As an analogue for the plane problem, consider this:
For a point (a, b) to lie in the lower left quadrant of (x, y), a <
x & b < y; thus, points of the form (i, P[i]) lie in the lower left quadrant
of (j, P[j]) iff i < j and P[i] < P[j]
When iterating in ascending order, all points that were considered earlier lie on the left compared to the current (i, P[i])
So one only has to locate all P[j]s less that P[i] that have been considered until now
*current point refers to the point in consideration in the current iteration of the for loop that you quoted ie, (i, P[i])
Let's define another array, C[s]:
C[s] = Number of Prefix Sums of array A[1..(i - 1)] that amount to s
So the solution to #3 becomes the sum ... C[-2] + C[-1] + C[0] + C[1] + C[2] ... C[P[i] - 1], ie prefix sum of C[P[i]]
Use the BIT to store the prefix sum of C, thus defining query(s) as:
query(s) = Number of Prefix Sums of array A[1..(i - 1)] that amount to a value < s
Using these definitions, s in the given code gives you the prefix sum up to the current index i (P[i]). total builds the answer, and update simply adds P[i] to the BIT.
We have to repeat this method for all i, hence the for loop.
PS: It uses a data structure called a Binary Indexed Tree (http://community.topcoder.com/tc?module=Static&d1=tutorials&d2=binaryIndexedTrees) for operations.
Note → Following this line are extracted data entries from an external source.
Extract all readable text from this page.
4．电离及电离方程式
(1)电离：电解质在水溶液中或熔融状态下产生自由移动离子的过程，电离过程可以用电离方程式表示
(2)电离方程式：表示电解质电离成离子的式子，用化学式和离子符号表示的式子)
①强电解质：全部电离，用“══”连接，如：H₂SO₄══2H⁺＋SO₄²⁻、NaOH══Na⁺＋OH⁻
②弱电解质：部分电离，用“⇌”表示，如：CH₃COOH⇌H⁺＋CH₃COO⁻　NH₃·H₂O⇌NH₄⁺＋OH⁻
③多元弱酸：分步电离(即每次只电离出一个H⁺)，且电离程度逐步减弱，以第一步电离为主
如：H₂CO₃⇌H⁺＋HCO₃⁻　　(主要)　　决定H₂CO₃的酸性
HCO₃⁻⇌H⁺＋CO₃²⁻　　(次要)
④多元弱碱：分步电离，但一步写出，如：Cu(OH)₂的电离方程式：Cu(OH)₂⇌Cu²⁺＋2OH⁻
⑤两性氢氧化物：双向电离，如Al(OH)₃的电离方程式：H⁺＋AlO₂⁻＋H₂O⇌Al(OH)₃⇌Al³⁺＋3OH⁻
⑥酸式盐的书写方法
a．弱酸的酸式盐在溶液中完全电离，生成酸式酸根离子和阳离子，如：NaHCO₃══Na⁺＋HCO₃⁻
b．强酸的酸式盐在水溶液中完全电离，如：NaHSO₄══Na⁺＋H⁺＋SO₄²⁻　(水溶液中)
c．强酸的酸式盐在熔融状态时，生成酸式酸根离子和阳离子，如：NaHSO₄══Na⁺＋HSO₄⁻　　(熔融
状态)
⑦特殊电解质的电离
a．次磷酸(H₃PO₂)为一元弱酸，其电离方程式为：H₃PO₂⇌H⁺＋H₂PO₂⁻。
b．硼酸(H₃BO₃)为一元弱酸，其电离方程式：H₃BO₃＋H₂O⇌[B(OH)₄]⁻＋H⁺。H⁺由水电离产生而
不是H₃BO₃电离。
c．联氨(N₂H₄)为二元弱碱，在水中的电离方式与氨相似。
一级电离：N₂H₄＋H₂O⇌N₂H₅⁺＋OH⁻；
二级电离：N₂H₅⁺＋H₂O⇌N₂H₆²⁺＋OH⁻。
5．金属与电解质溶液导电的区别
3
If you aren't acquainted with it, I'd recommend that you check the link.
EDIT:
You are given a array S and a value X. You can split S into two disjoint subarrays such that L has all elements of S less than X, and H that has those that are greater than or equal to X.
A: All elements of L are less than all elements of H.
Any subsequence T of S will have some elements of L and some elements of H. Let's say it has p elements of L and q of H. When T is sorted to give T', all p elements of L appear before the q elements of H because of A.
Median being the central value is the value at location m = (p + q)/2
It is intuitive to think that having q >= p implies that the median lies in X, as a proof:
Values in locations [1..p] in T' belong to L. Therefore for the median to be in H, it's position m should be greater than p:
m > p
(p + q)/2 > p
p + q > 2p
q > p
B: q - p > 0
To computer q - p, I replace all elements in T' with -1 if they belong to L ( < X ) and +1 if they belong to H ( >= X)
T looks something like {-1, -1, -1... 1, 1, 1}
It has p times -1 and q times 1. Sum of T' will now give me:
Sum = p * (-1) + q * (1)
C: Sum = q - p
I can use this information to find the value in B.
All subsequences are of the form {A[i], A[i + 2], A[i + 3] ... A[j + 1]} since they are contiguous, To compute sum of A[i] to A[j + 1], I can compute the prefix sum of A[i] with P[i] = A[1] + A[2] + .. A[i - 1]
Sum of subsequence from A[i] to A[j] then can be computed as P[j] - P[i] (j is greater of j and i)
With C and B in mind, we conclude:
Sum = P[j] - P[i] = q - p (q - p > 0)
P[j] - P[i] > 0
P[j] > P[i]
j > i and P[j] > P[i] for each solution that gives you a median >= X
In summary:
Replace all A[i] with -1 if they are less than X and -1 otherwise
Computer prefix sums of A[i]
For each pair (i, P[i]), count pairs which lie to its lower left quadrant.